For ophthalmic use, timolol is also available combined:

- with carbonic anhydrase inhibitors:
  - timolol and brinzolamide
  - timolol and dorzolamide
- with α_{2} agonists:
  - timolol and brimonidine
- with prostaglandin analogs:
  - timolol and latanoprost
  - timolol and travoprost

==Contraindications==
The medication should not be taken by individuals with:

- An allergy to timolol or any other beta-blockers
- Asthma or severe chronic obstructive bronchitis
- A slow heart rate (bradycardia), or a heart block
- Heart failure

==Side effects==
The most serious possible side effects include cardiac arrhythmias and severe bronchospasms.

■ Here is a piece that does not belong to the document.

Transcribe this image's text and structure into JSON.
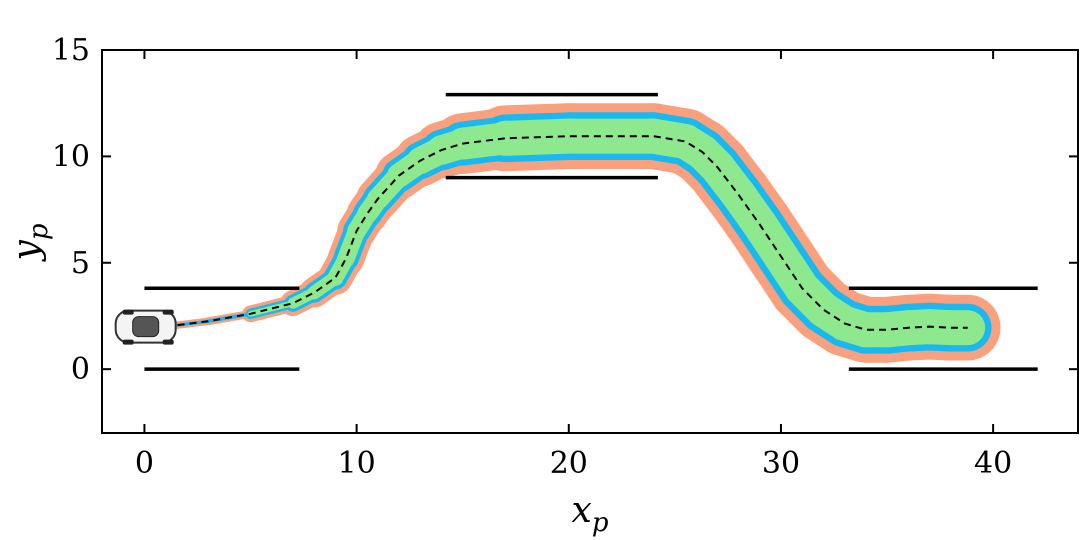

Timolol can also lead to fainting, congestive heart failure, depression, confusion, worsening of Raynaud's syndrome and impotence.

Side effects when given in the eye include: burning sensation, eye redness, superficial punctate keratopathy, corneal numbness.

==Chemistry==
The experimental log P of timolol is 1.8 and its predicted log P ranges from 0.68 to 1.8.

==Society and culture==
===Brand names===
Timolol is sold under many brand names worldwide. Timolol eye drops are sold under the brand names Timoptic and Istalol among others.